As to the submission that Professor Baron Cohen's evidence was admissible to support the appellant's evidence as to why he travelled to Staffordshire that night, and why he forwarded videos showing the commission of serious crimes, we share the view of the judge that it is unclear how that could be so. The expert evidence could only be relevant to why the appellant might have been misled by a false account of the reason for wanting him in Staffordshire, but it could not help him on the fundamental issue of why Stoskus (who admittedly was intent on kidnap and violence) would want to trick the appellant into travelling a long distance in order to sit in his car, with a passenger who wanted to go to Stansted Airport, whilst on the appellant's account a violent attack took place just out of his sight. In other words, it seems to us that the challenge to the appellant's credibility related to the sheer implausibility of Stoskus bringing potential witnesses to the scene in that way, rather than relating to whether the appellant might have been more inclined than others to refrain from questioning Stoskus's proposal.

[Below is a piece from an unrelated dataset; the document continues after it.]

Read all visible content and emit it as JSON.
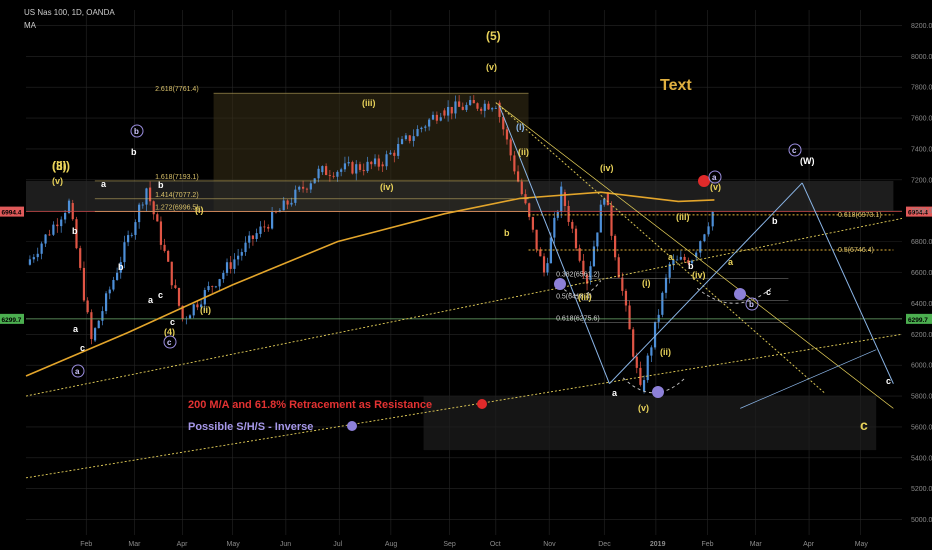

Plainly, Professor Baron-Cohen's evidence could not be relevant to the issue of whether the jury could be sure that it was the appellant who had filmed most of the videos subsequently found on Stoskus's phone.
In short, the relevance of Professor Baron-Cohen's evidence to the real issues in the case was at best marginal, and to admit it would have given rise to very substantial difficulties in the continuing trial of the three defendants. The suggestion on behalf of the appellant that the judge should at that stage have severed the appellant's case from those of his co-accused is, in our view, unrealistic. In those circumstances the judge was, in our view, clearly entitled and indeed correct to refuse the application to adjourn.
In fairness to the appellant, we have nonetheless considered whether there is any other reason why the judge's ruling may render the convictions unsafe. We are satisfied that it does not. The case against the appellant was very strong. The jury disbelieved his evidence. We can see no basis for suggesting that their decision might have been different if they had been aware of Professor Baron Cohen's opinion. This appeal accordingly fails and is dismissed.